Уже прошло довольно много времени, и Коля Уткин и я уже испытывали естественные желания, не только жажду и потребность выпить воды для успокоения нервов, но и, в значительно большей степени, побуждение поскорее посетить туалет. Однако в ответ на наше обращение суровый Гусев исключил такую возможность, заявив, что сначала надо вернуть Родине пропавшую драгоценность, а уж потом шататься по сортирам.
— Не маленькие, потерпите, — сообщил он нам в ответ на наши мольбы. Нам ничего не оставалось делать, как действительно терпеть, а это было, между прочим, непросто.
Пока мы ползали с Колей Уткиным по полу, мы негромко беседовали и вспоминали, что уподобляемся в каком-то смысле то ли австрийским евреям, которых фашисты заставляли чистить мощеные мостовые зубными щетками, то ли криминалистам на месте преступления, которые с лупами в руках, подобно Шерлоку Холмсу, исследуют каждый сантиметр предполагаемого места преступления. К тому моменту поясницы и колени начали уже не только заметно подвывать и даже ныть, но и отказывать. Приходилось вставать, разгибаться и делать какие-то движения для того, чтобы прийти обратно в норму, но строгий и подозрительный взгляд Гусева убедительно возвращал нас вновь в ползающее положение.
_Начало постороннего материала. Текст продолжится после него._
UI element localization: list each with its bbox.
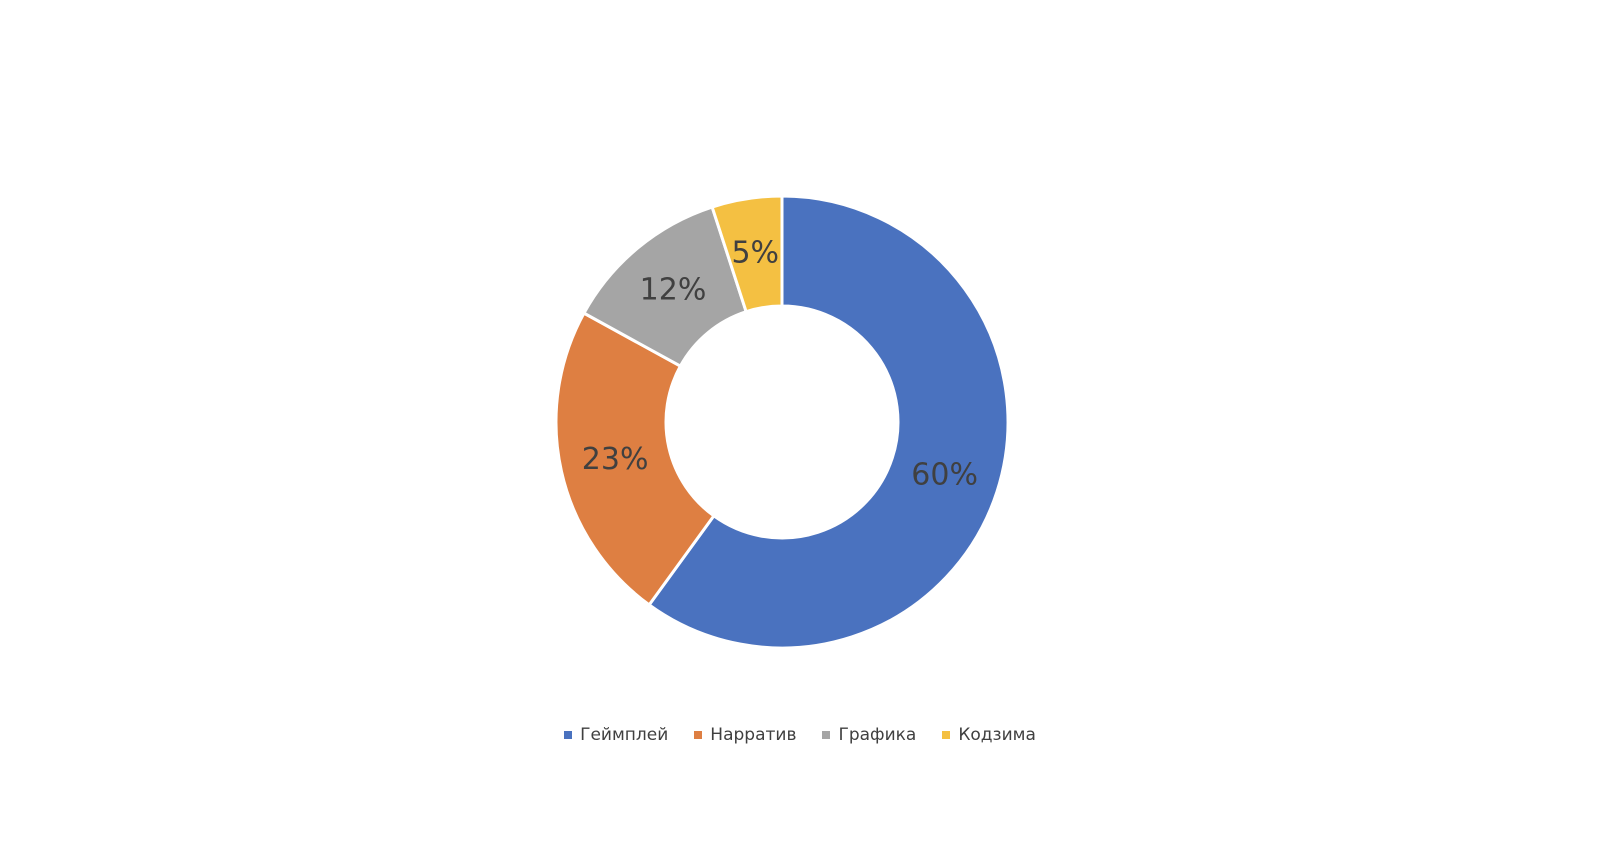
slice-labels: 60% 23% 12% 5% — [582, 236, 978, 493]
legend-label-gameplay: Геймплей — [580, 725, 669, 745]
legend-swatch-kojima — [942, 731, 951, 739]
label-gameplay: 60% — [911, 457, 978, 492]
label-narrative: 23% — [582, 442, 649, 477]
legend-label-kojima: Кодзима — [958, 725, 1036, 745]
label-kojima: 5% — [731, 236, 779, 271]
slice-kojima — [710, 194, 784, 314]
legend-label-graphics: Графика — [838, 725, 917, 745]
legend-swatch-graphics — [822, 731, 831, 739]
legend-label-narrative: Нарратив — [710, 725, 797, 745]
legend-item-narrative: Нарратив — [694, 725, 796, 745]
donut-slices — [554, 194, 1010, 650]
legend-swatch-narrative — [694, 731, 703, 739]
legend-item-gameplay: Геймплей — [564, 725, 668, 745]
legend-swatch-gameplay — [564, 731, 573, 739]
chart-legend: Геймплей Нарратив Графика Кодзима — [0, 725, 1600, 745]
legend-item-graphics: Графика — [822, 725, 916, 745]
legend-item-kojima: Кодзима — [942, 725, 1036, 745]
slice-narrative — [554, 311, 716, 607]
slice-gameplay — [647, 194, 1010, 650]
label-graphics: 12% — [640, 273, 707, 308]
Через некоторое время Коля начал тихо напевать какую-то народную песню про кудрявую рябину под окном, которую отец срубил по пьянке на дрова. Напевая, он слегка даже подвывал, что придавало его пению вкупе с ползанием по полу издевательский характер. Это вносило некоторое развлечение в наше ползание, нежное проглаживание и осторожное прощупывание руками коврового покрытия на полу, но строгий Гусев, учуяв что-то неуставное, потребовал прекратить пение. Коля затих.